I recently introduced an old friend who is researching impact investing by charity trustees to a former colleague who is chief executive of one of the largest group of family charitable trusts in the UK.  The old friend is interested in the use of charity endowment to make mission-aligned investments rather than purely for financial yield.  The former colleagues recounted how, as custody of the inherited wealth that the family invests in charitable giving passes from generation to generation, not only does the direction of the charitable giving shift, but also the attitude of the family members towards the non-financial impact of their investment decisions changes.  This should be no surprise either, as impact investment strategies are only a short step beyond avoiding investing in industries that conflict with your charitable purposes (for example, as chair of the finance committee of Versus Arthritis, I had no hesitation in making the case that a health charity should avoid investing in industries like tobacco and alcohol whose businesses contributed to ill-health).

TPP's Frank Hester

TPP’s Frank Hester

So what do I feel about the use by my family doctor (in common with all the GPs in west London and a large part of the NHS community services locally) using SystmOne, one of the most widely deployed electronic patient record systems in the UK?  Most of my fellow patients have no idea that TPP (The Phoenix Partnership), which developed and operated SystmOne, was founded and apparently remains owned exclusively by Frank Hester.  It was Frank Hester, the largest single donor to the Conservative Party, who has been alleged recently to have declared a few years ago at a company gathering that looking at Diane Abbott makes you “want to hate all black women” and that she “should be shot”.  I don’t often have sympathy with Diane[1] who has very different political views to mine and has said some pretty daft and sometimes unpleasant things in the past.  Comments of this type are unacceptable for many reasons and it reflects very badly on the company and its people that he felt able to make them.

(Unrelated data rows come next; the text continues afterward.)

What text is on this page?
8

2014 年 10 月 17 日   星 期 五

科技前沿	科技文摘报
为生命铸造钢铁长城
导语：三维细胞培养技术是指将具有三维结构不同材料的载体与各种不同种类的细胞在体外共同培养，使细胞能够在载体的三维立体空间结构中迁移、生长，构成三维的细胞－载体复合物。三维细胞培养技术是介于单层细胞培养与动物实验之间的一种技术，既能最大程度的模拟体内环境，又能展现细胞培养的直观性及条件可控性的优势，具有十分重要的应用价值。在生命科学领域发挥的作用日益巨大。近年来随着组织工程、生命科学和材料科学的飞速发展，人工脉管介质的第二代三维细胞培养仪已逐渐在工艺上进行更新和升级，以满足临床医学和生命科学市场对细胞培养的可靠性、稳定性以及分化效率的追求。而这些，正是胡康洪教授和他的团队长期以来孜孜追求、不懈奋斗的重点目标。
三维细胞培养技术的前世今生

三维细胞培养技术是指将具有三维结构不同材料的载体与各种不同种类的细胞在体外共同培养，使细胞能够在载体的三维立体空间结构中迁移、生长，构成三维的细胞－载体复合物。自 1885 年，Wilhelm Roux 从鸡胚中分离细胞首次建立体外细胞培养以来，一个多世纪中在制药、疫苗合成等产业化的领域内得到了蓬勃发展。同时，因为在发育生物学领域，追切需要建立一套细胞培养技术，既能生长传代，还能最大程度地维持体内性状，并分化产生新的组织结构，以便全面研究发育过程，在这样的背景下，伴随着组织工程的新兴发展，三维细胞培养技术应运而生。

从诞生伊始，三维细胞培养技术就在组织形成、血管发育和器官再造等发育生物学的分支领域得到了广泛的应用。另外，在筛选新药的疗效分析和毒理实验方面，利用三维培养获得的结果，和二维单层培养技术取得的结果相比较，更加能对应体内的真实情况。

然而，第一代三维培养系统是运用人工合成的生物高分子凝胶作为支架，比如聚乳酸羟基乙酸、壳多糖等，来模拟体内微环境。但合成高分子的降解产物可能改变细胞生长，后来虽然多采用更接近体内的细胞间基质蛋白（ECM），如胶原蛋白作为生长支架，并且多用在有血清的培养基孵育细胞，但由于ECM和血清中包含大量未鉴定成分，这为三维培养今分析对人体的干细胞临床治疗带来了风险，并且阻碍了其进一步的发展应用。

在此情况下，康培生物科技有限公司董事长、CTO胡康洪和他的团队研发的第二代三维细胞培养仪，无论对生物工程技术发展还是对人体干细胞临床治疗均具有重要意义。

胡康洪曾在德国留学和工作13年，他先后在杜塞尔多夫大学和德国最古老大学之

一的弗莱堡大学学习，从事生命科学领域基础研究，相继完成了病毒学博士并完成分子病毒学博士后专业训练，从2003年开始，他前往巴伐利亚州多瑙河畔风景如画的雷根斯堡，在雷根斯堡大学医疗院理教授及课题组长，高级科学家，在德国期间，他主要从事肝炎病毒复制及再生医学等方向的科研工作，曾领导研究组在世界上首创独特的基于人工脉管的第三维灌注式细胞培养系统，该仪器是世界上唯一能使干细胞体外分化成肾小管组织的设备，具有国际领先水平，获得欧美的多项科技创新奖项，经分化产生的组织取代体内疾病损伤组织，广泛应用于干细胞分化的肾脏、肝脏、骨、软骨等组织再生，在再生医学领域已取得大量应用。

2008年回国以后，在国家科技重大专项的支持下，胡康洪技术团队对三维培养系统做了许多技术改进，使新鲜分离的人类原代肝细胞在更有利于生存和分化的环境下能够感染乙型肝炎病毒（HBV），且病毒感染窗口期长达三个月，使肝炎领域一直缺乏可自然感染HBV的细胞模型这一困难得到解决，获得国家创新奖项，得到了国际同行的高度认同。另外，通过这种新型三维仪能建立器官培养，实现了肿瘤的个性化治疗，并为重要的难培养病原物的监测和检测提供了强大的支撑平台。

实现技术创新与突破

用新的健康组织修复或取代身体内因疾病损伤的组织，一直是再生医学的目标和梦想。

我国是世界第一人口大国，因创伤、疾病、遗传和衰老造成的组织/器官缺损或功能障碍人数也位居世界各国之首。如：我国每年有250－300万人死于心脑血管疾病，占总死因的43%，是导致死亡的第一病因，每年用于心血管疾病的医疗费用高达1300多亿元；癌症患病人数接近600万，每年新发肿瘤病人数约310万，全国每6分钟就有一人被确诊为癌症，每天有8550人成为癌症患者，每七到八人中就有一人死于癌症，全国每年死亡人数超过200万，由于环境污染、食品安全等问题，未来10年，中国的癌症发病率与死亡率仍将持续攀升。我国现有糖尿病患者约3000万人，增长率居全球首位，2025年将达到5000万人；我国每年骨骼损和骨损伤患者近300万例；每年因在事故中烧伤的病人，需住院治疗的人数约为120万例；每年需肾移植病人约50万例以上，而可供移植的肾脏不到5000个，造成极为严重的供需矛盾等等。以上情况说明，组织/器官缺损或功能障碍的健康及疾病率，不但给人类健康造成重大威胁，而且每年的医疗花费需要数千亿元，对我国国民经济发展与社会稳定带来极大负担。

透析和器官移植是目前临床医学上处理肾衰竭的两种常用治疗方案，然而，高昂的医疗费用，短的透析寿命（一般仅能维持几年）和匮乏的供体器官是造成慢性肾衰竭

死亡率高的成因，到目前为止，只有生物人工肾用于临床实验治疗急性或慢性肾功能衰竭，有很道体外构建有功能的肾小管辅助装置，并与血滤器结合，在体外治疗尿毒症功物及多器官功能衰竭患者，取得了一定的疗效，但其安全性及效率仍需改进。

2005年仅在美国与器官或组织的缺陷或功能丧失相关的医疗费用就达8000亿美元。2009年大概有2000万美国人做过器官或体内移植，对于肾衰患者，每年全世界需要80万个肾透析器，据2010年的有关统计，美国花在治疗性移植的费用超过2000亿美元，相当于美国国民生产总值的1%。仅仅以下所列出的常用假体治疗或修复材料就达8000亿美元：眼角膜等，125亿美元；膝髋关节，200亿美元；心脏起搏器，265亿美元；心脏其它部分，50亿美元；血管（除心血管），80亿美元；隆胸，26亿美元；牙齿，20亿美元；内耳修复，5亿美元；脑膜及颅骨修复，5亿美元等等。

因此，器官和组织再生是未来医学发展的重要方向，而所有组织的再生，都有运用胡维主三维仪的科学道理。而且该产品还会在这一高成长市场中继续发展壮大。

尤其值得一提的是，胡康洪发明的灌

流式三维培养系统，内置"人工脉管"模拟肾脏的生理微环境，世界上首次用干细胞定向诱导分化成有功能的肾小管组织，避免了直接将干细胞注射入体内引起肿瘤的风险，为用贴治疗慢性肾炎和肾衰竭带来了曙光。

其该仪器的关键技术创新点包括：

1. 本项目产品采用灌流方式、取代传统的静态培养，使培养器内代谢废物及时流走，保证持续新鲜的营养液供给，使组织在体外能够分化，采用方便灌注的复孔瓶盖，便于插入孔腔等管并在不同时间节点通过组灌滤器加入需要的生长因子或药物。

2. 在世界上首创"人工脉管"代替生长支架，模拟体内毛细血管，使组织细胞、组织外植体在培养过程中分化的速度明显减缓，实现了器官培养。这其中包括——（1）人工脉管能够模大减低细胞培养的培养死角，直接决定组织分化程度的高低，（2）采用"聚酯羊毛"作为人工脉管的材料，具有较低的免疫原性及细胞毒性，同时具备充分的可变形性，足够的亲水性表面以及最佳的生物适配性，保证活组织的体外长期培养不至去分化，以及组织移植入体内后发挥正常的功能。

I imagine that I will be holding my nose metaphorically when I next sit down in my GP’s consulting room as he or she updates my patient record with the details of my visit.  If I was still chair at West London NHS Trust, where we were in the process of replacing a legacy electronic patient record system with SystmOne  to provide for better interoperability with that used by our primary care partners, I doubt whether the knowledge that SystmOne was provided by a company headed up by someone with such views and that the profits were adding to his wealth would have changed my view of our IT strategy.  Notwithstanding Mr Hester’s unpleasant views, the system produced by his company is the only one in town, or at least in my bit of London.

Whether things might have been different many years ago when TPP was starting out is moot.  I imagine that Mr Hester was more cautious about what he said, how he said it and in whose hearing he said it, even in as recently as 1997.  Certainly, I don’t recall being any less sensitive to boorish, racist and sexist language then, or my NHS colleagues being any less easily offended. But a generation on, and with the money in the bank and the software widely adopted, the customer (and ultimately their patients) has far less choice.  Reflecting on this episode in Escondido Framework terms, the shape of the market interfaces have changed.  How Frank Hester behaves, which has a bearing on how he does business, has almost certainly changed.  Given the strength of his product with its customers and its established position against its competitors, he can (despite the widespread negative reaction his comments received) say unpleasant things without it affecting his business. For those of us who metaphorically are holding our noses, we have fewer degrees of freedom in our decision taking than we might have had many years ago if presented with a prospective supplier who acted in such a way (rather than exercising the restraint that was probably the case when Frank Hester was starting out with TPP in the late nineties).

[1] ……although I am entertained by the memory of serving with her as a fellow member of the Joint Academic Committee in  the History Faculty at Cambridge University in 1974, when she (it can have been nobody else) described me in a student newspaper as “rather too obviously a Cambridge politician on the make” – wonderfully ironic given that she became the career politician whereas I made my escape from politics in the 1980s.